What is network science
Network science is the study of complex networks that are built around the relationships between nodes (individual elements) and edges (connections between elements). This field combines a variety of disciplines such as graph theory from mathematics, statistical mechanics from physics, data visualization from computer science, and theories from social sciences to analyze and understand the structure and dynamics of networks. The study of networks can have a huge impact on the fight against financial fraud, as it can help visualize and analyze the web of transactions and reveal suspicious patterns of behavior.
Figure 1: Sample graph data model for fraud detection
The network component of fraud detection
In the financial network, nodes can represent individuals or accounts, while edges represent the transactions between these nodes. Once a network is constructed, it is possible to compute a variety of metrics to identify the most important nodes within the network. Computing a centrality measure will provide the relative importance of the nodes, highlighting potential key hubs in a money laundering scheme. Different community detection algorithms can be employed to identify clusters of nodes that have a higher density of connections with respect to the rest of the network. This is important as fraudulent activities often occur within highly connected communities. Network algorithms can also be used to estimate the probability of a fraudulent account being associated with other accounts (link prediction problem). Finally, the analysis of the network can be used as an additional measure of deviation from the norm, signaling potential fraud.
Tools for network-based fraud detection
- Graph Databases: The use of graph databases such as Neo4j and OrientDB, which can store and query large networks of data is fundamental to analyzing large-scale networks. When compared to traditional relational databases such as Oracle or MySQL, graph databases can have improvements in performance of orders of magnitude in terms of time and resources needed to perform the analysis.
- Visualization Tools: Software like Gephi, Cytoscape, or Python libraries (e.g., NetworkX, graph-tool) enables the visualization of complex networks, making it easier to spot anomalies. As the network grows in size, it becomes increasingly challenging to obtain a meaningful network visualization, instead of a so-called “ridiculogram”. While not as straightforward, it is still possible to obtain insightful visualizations through the use of appropriate filtering techniques.
- Machine Learning: Thanks to the use of graph embeddings, it is possible to take all the information coming from the network and encode it into the nodes, creating a vector that can be used by machine learning techniques. At this point, it is possible to train a link prediction model to predict duplicate accounts or use a classifier to label potential fraudsters.
Figure 2: Example of community detection in a small network
Case studies
- BNP Paribas Personal Finance was able to reduce fraud by 20% through the adoption of a graph database. This was possible thanks to a massively reduced execution time of the automated fraud detection process. Indeed, a graph database can compare all historical requests in milliseconds. Machine learning algorithms can then be applied to the embeddings derived from a graph database.
- Zurich Switzerland utilizes graph databases and network visualization tools to retrieve information much faster and get a better picture of the potential fraud account.
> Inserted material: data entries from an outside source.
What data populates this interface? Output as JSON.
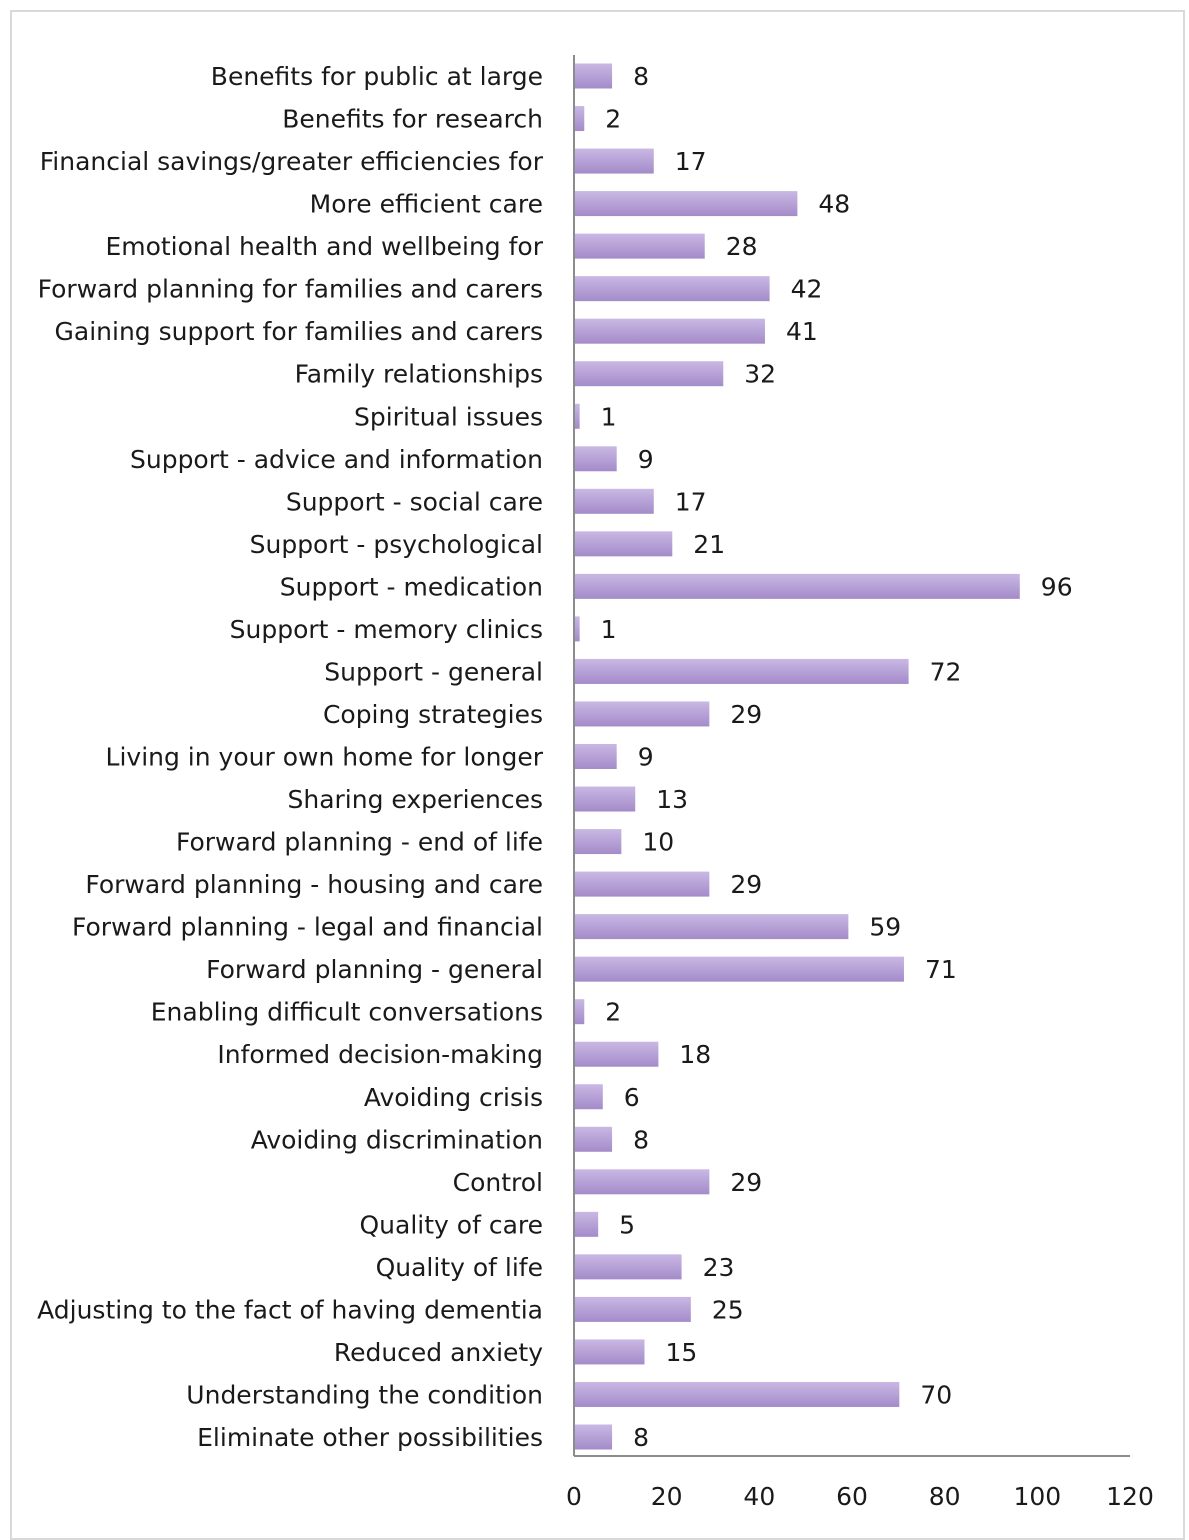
{
  "chart_data": {
    "type": "bar",
    "orientation": "horizontal",
    "categories": [
      "Benefits for public at large",
      "Benefits for research",
      "Financial savings/greater efficiencies for",
      "More efficient care",
      "Emotional health and wellbeing for",
      "Forward planning for families and carers",
      "Gaining support for families and carers",
      "Family relationships",
      "Spiritual issues",
      "Support - advice and information",
      "Support - social care",
      "Support - psychological",
      "Support - medication",
      "Support - memory clinics",
      "Support - general",
      "Coping strategies",
      "Living in your own home for longer",
      "Sharing experiences",
      "Forward planning - end of life",
      "Forward planning - housing and care",
      "Forward planning - legal and financial",
      "Forward planning - general",
      "Enabling difficult conversations",
      "Informed decision-making",
      "Avoiding crisis",
      "Avoiding discrimination",
      "Control",
      "Quality of care",
      "Quality of life",
      "Adjusting to the fact of having dementia",
      "Reduced anxiety",
      "Understanding the condition",
      "Eliminate other possibilities"
    ],
    "values": [
      8,
      2,
      17,
      48,
      28,
      42,
      41,
      32,
      1,
      9,
      17,
      21,
      96,
      1,
      72,
      29,
      9,
      13,
      10,
      29,
      59,
      71,
      2,
      18,
      6,
      8,
      29,
      5,
      23,
      25,
      15,
      70,
      8
    ],
    "xlim": [
      0,
      120
    ],
    "xticks": [
      0,
      20,
      40,
      60,
      80,
      100,
      120
    ],
    "title": "",
    "xlabel": "",
    "ylabel": "",
    "bar_color": "#a48bc9",
    "bar_color_light": "#c9b8e4",
    "grid": false,
    "legend": "none"
  }
}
In this case, graph visualization tools are used to aid the manual check of suspect fraud.
- In this scientific publication the authors use network analytics and machine learning techniques to identify tax evasion in Mexico. Once the initial patterns of tax evasion were identified, through the use of network concepts such as loops and neighborhood it was possible to expose an estimated previously undetected tax evasion in the order of $10 billion USD per year.
Conclusion
Network science offers a powerful framework for detecting and combating fraud in various industries. By analyzing the complex web of relationships and interactions, organizations can uncover hidden patterns and identify anomalous behavior indicative of fraud. As technology evolves, the integration of network science with advanced analytics and machine learning will play an increasingly vital role in safeguarding against fraudulent activities, ensuring a more secure and trustworthy digital landscape.